Charter flights carrying more passengers than Rex and Bonza combined, data shows
Companies that made the switch to charter flights during the pandemic have not wound that back, ensuring the sector continued to grow.
It’s the one sector of the aviation industry which boomed during the pandemic and has continued to do so.
Charter flights now carry 13 per cent of all domestic air travellers around Australia, up from 8.6 per cent pre-Covid – or more than Rex and Bonza’s combined 7 per cent of the market.
In the year to January, 8.2 million people boarded a charter flight compared with 5.57 million in the year to January 2020.
Bureau of Infrastructure, Transport and Regional Economics data also shows the number of charter flights rose from 95,850 in 2019 to 141,100 last year.
It’s a scenario which did not surprise Alliance Aviation managing director Scott McMillan considered, who predicted early in the pandemic that any shift to charter would be permanent.
“If we wind the clock back four years, all regular public transport (RPT) traffic stopped right across the country, Virgin went broke and then of course no one wanted to fly on aeroplanes, and effectively there was a permanent move by the resource companies to go away from regular public transport to charter and that’s stuck,” Mr McMillan said.
“In 2019 I never anticipated we’d be owning 67 Embraer 190s but the world has changed, and the mining companies have realised the utility that’s provided by an aircraft operator that flies to their schedule, not a schedule for the general public.”
Aviation Logistics director Matthew Kline said the Covid-19 pandemic helped to introduce more people to charter flights, creating a relationship that was still going strong.

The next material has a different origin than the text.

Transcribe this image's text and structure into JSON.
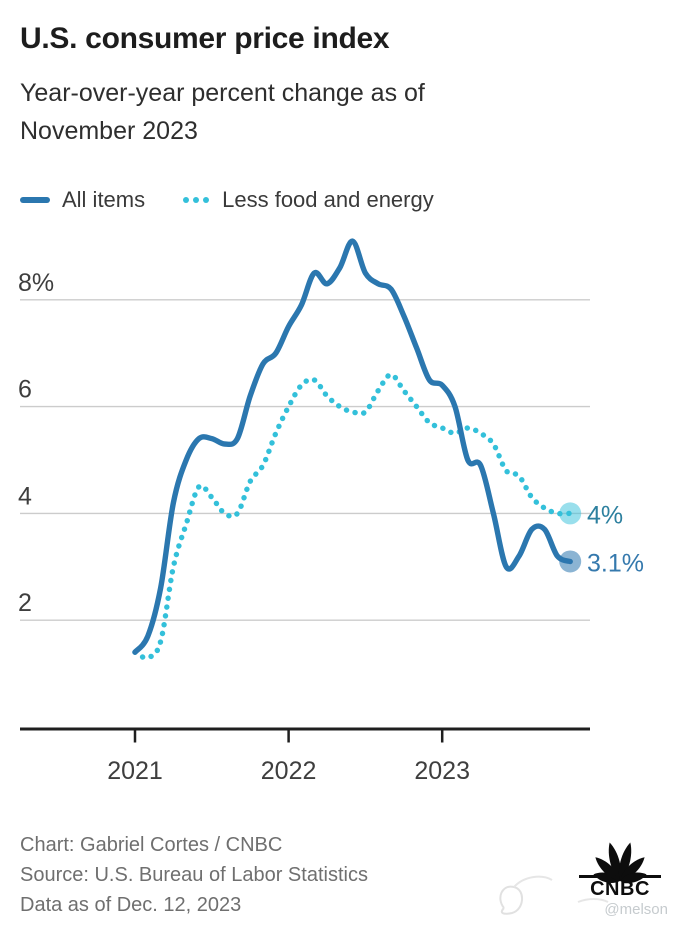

“As borders opened up people couldn’t get commercial flights when they wanted to and there was that concern about being on an aircraft with a lot of other people,” Mr Kline said.
“That introduced people to the charter side of things, and they quickly realised that if you needed to go between Sydney and Melbourne in a day, four people on a small jet could be quite cost effective.”
Having rates between $10,000 and $12,000 for a return Sydney-Melbourne flight in a private jet was comparable to four people in business class, and the time savings “could be massive”, Mr Kline said.
“It’s been pretty stable since then. There is some sign of a pullback (from charter use) in tourism because the discretionary spending just isn’t there.”
Australian Business Aviation chief executive Jessica Graham said her members were experiencing some softening in demand as RPT fares fell, making the price difference between charter and commercial airline travel harder for businesses to justify.
“What we’ve seen is a drop off in those who were using business aircraft for the first time in Covid and after Covid, and their motivation was probably the lack of availability in the scheduled network,” Ms Graham said.
“Now that capability has returned, they’re looking at it as a value situation and saying ‘well the value is not there when we can do it through the scheduled network’. But you still find there’s a lot of business that can’t be done in a certain window using scheduled flights.”
Demand for international long-range charters had also eased as airline connections returned – although that was expected to pick up again in the northern summer.
“We’re also seeing demand from the other way, with domestic charter being fed by international travellers that fly commercial into Australia and then use charters to do their tourism: the rock, the reef and everything in between,” Ms Graham said.
Mr McMillan said flexibility and time savings were the most important features of charter flying for resource companies, which were the main source of the sector’s growth.
There was also the matter of strict zero-alcohol requirements for workers going into a mine, and Alliance ensured there was no booze on board inbound services.
“There’s no availability of alcohol so they can fly in, and all are going to pass their alcohol tests,” Mr McMillan said.
“When they’re coming home we are allowed to serve them a couple of cold beers each, and that’s entirely fine.”
With so much demand for charter work from 15 resource industry clients, Alliance recently made the decision to reduce the number of Embraers it planned to use for parts rather than flying.
In an effort to ensure a reliable supply of parts, Alliance had intended to dismantle 11 of the jets it was buying second hand, but had cut that to seven.
“If that means we have to go out to the market and buy spare parts elsewhere so be it, but the differential from a financial perspective is we can make more money out of flying the aeroplane as a whole aeroplane than we would save by turning it into spare parts,” Mr McMillan said.